Ces deux points forment un axe comme pour les nœuds lunaires, mais axe passant à travers le Soleil cette fois.[4] 
 
 
« Le plan de l’orbite de la Terre et les plans des orbites des autres planètes s’entrecoupent. Les points où ils s’entrecoupent s’appellent les nœuds. Puisqu’il y a deux points d’intersection, l’un face à l’autre, ces points forment un axe. Un pôle reçoit le nom de nœud nord, l’autre celui de nœud sud. Dans le cas des planètes, le nœud nord est le point où la planète franchit l’écliptique en allant d’une latitude sud vers une latitude nord. Le nœud sud est le point où la planète traverse l’écliptique en sens inverse d’une latitude nord à une latitude sud. On mesure ces positions du point de vue héliocentrique, donc par rapport au centre du soleil autour duquel tournent les planètes. » [5]
 
Le côté symbolique :
« Nous avons à faire dans le cas des nœuds de la Lune, à ce que l’on pourrait nommer la manière karmique selon laquelle la fonction de la Lune opère chez un être humain. Le mot karma ne doit cependant pas être compris dans son sens exclusivement « mauvais ». Le karma fait uniquement référence au fait que tout nouveau cycle d’existence est toujours relié, d’une manière ou d’une autre, à un cycle précédent – dont il peut être une séquence (…) Le nœud nord de la Lune symbolise de nouvelles possibilités de croissance sur la base de ce qui a été accompli « par le passé » - disons, au cours de « (réincarnations passées », bien que le concept de réincarnation soit plus ambigu, ou tout au moins beaucoup plus complexe, que l’interprétation populaire ne le donne à penser. Par ailleurs, le nœud Sud de la Lune indique en termes symboliques les pièges que l’inertie du passé (ou la mémoire subconsciente d’échecs passés), place sur la voie de l’accomplissement personnel. »[6]
 
Si les nœuds lunaires ont un rapport avec la notion de karma, les nœuds planétaires également. Mais de quel karma parle-t-on ici ? Si dans le cas des nœuds lunaires, il s’agit du karma de l’humain exprimé sur Terre, et que Dane Rudhyar évoque en ces termes : « Il peut être agréable de fantasmer au sujet d’éminentes vies antérieures, mais ce n’est là qu’un passe-temps.
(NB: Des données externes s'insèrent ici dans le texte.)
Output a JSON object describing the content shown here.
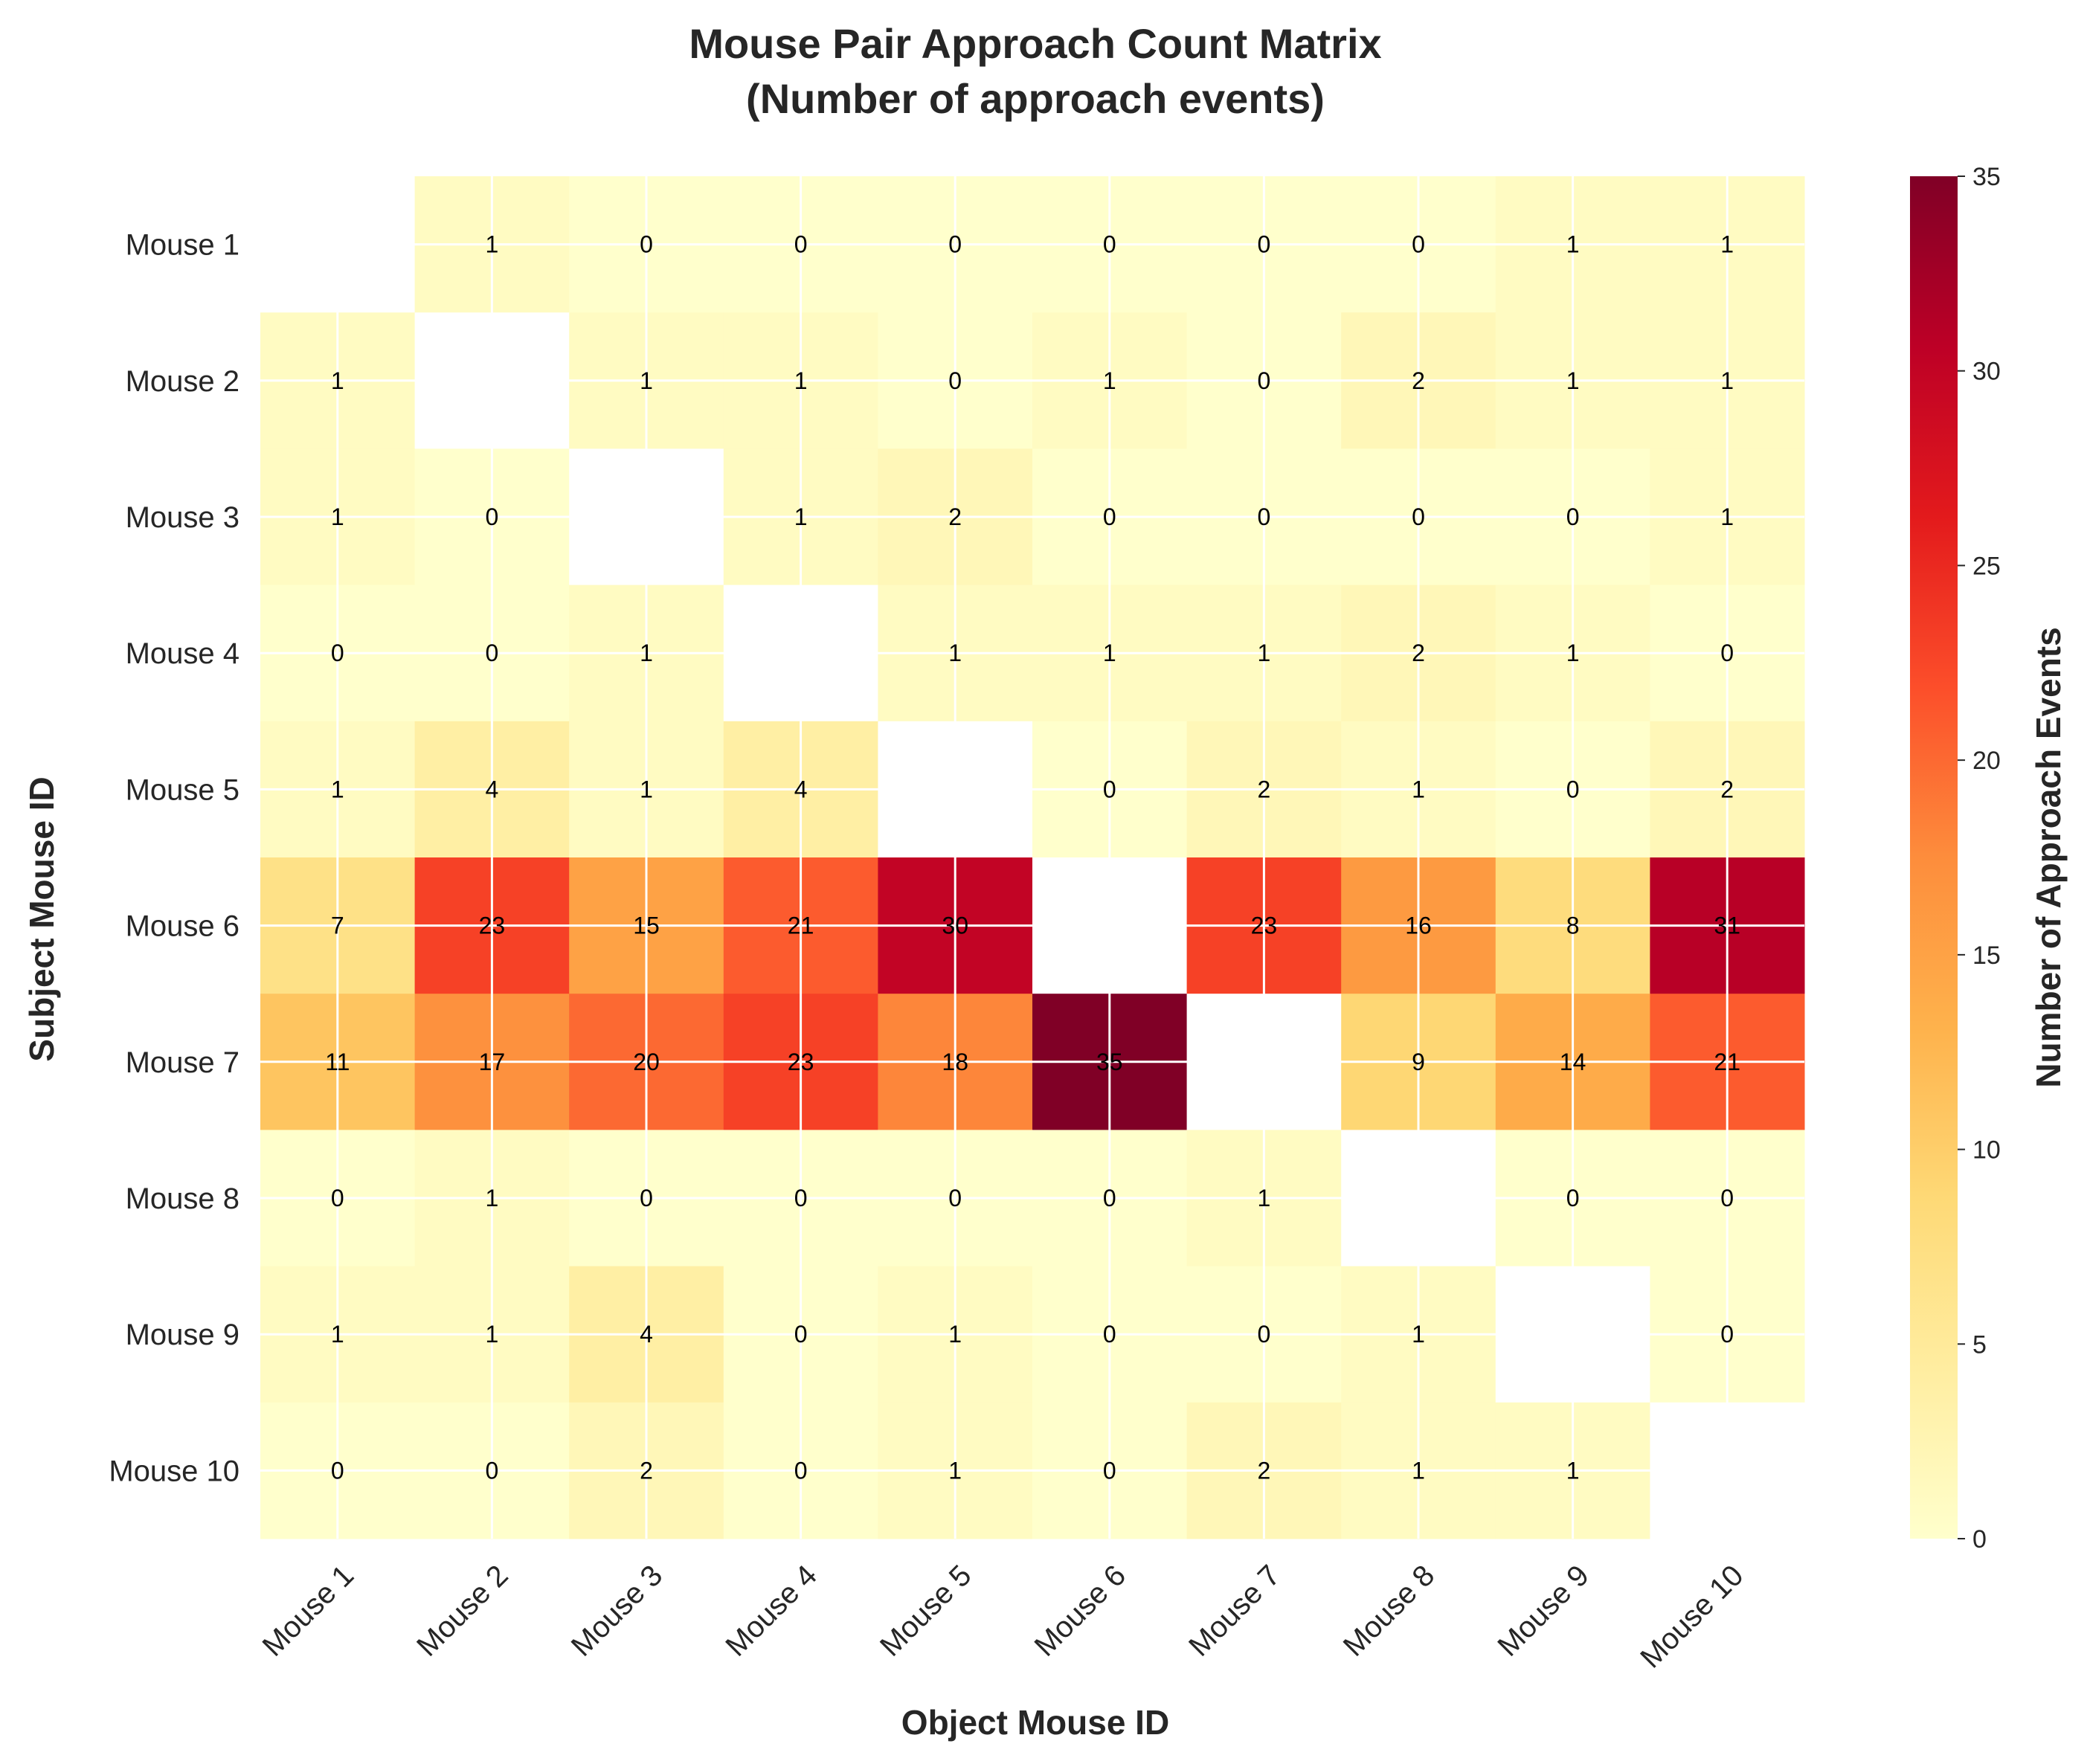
{
  "chart_data": {
    "type": "heatmap",
    "title": "Mouse Pair Approach Count Matrix",
    "subtitle": "(Number of approach events)",
    "xlabel": "Object Mouse ID",
    "ylabel": "Subject Mouse ID",
    "x_categories": [
      "Mouse 1",
      "Mouse 2",
      "Mouse 3",
      "Mouse 4",
      "Mouse 5",
      "Mouse 6",
      "Mouse 7",
      "Mouse 8",
      "Mouse 9",
      "Mouse 10"
    ],
    "y_categories": [
      "Mouse 1",
      "Mouse 2",
      "Mouse 3",
      "Mouse 4",
      "Mouse 5",
      "Mouse 6",
      "Mouse 7",
      "Mouse 8",
      "Mouse 9",
      "Mouse 10"
    ],
    "values": [
      [
        null,
        1,
        0,
        0,
        0,
        0,
        0,
        0,
        1,
        1
      ],
      [
        1,
        null,
        1,
        1,
        0,
        1,
        0,
        2,
        1,
        1
      ],
      [
        1,
        0,
        null,
        1,
        2,
        0,
        0,
        0,
        0,
        1
      ],
      [
        0,
        0,
        1,
        null,
        1,
        1,
        1,
        2,
        1,
        0
      ],
      [
        1,
        4,
        1,
        4,
        null,
        0,
        2,
        1,
        0,
        2
      ],
      [
        7,
        23,
        15,
        21,
        30,
        null,
        23,
        16,
        8,
        31
      ],
      [
        11,
        17,
        20,
        23,
        18,
        35,
        null,
        9,
        14,
        21
      ],
      [
        0,
        1,
        0,
        0,
        0,
        0,
        1,
        null,
        0,
        0
      ],
      [
        1,
        1,
        4,
        0,
        1,
        0,
        0,
        1,
        null,
        0
      ],
      [
        0,
        0,
        2,
        0,
        1,
        0,
        2,
        1,
        1,
        null
      ]
    ],
    "colorbar": {
      "label": "Number of Approach Events",
      "range": [
        0,
        35
      ],
      "ticks": [
        0,
        5,
        10,
        15,
        20,
        25,
        30,
        35
      ],
      "colormap": "YlOrRd"
    },
    "grid": true
  }
}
Le point important est de voir et de comprendre les lignes de forces karmiques de notre vie actuelle, leurs racines ainsi que les schémas cycliques, répétitifs qui nous emprisonnent dans un comportement inconscient. »[7] ; dans le cadre des nœuds planétaires, le karma est en rapport avec la totalité du système solaire, toutes les planètes.
 
            Voyons un peu plus avant vers où nous conduit le rapport entre les nœuds lunaires en géo et planétaires en hélio.
 
Les nœuds lunaires ont une rotation rétrograde d’un peu moins 19 ans. Très courte par rapport aux nœuds des autres planètes du système solaire, + ou - 1° par siècle. Ainsi, leur révolution approche celle du cycle de la précession des équinoxes. La rotation de l’axe de la Terre, telle celle d’un pendule dans l’espace, parcourt 1° tous les 72 ans, soit un cycle de plus de 25 900 ans. Nous sommes donc avec les nœuds planétaires face à un temps « ralenti » où, une année correspondrait en moyenne à une rotation complète de plus ou moins 36 000 ans pour nous.[8] 
 
« Mais qu’est-ce donc une année ? Notre « année » est simplement le temps nécessaire à la Terre pour terminer une orbite autour du Soleil (…) Nous vivons un certain nombre d’années parce que nos montres biologiques sont réglées au cycle du mouvement de la Terre autour du Soleil. » [9]
 
Mais si nous réglions nos montres sur l’année de la précession des équinoxes, ce qui serait tout à fait possible, mais n’aurait absolument aucun intérêt pour nous, êtres vivants sur la planète Terre. Mais pour la Terre, elle-même, cette entité vivante, appelée Gaïa, peut-être que ce cycle de 26 000 ans, correspond réellement une année.
 
N’en serait-il pas de même pour toutes les entités planétaires du système solaire ? Nous connaissons les révolutions sidérales de chacune d’entre elle, c'est-à-dire si quelques entités vivaient à la surface de ces planètes elles auraient comme année le temps que la planète prend pour faire le tour du Soleil. Mais la planète elle-même, en tant qu’entité ?
 
            Si nous nous référons aux différentes mythologies les dieux possèdent un âge très élevé, qui nous fait dire à nous humain qu’ils sont immortels : 
  Zecharia Sitchin associe l’âge des dieux à la période orbitale de l’hypothétique 12ème planète, siège des Dieux ou l’Olympe. Quoiqu’il en soit sur les tablettes sumériennes « Il est dit que le premier roi de la Terre était Alorus… Il régna dix shar’s. Alors qu’un shar est estimé être de trois mille six cent ans. Après lui régna pendant trois shar’s Amilarus, de la ville de panti-Biblon. Puis Mégalurus du même lieu fut roi pendant dix-huit shar’s… »[10]
 
Drunvalo Melchizédek affirme que l’on retrouve en vie « Thot l’Egyptien, presque au tout début de l’Atlantide. Il avait appris, il y a 52 000 ans, l’art de rester conscient continuellement dans le même corps, sans mourir, et il est resté dans son corps d’origine jusqu’en 1991 – date à laquelle il passa à un autre état d’être, bien au-delà de ce que nous pouvons comprendre. »[11]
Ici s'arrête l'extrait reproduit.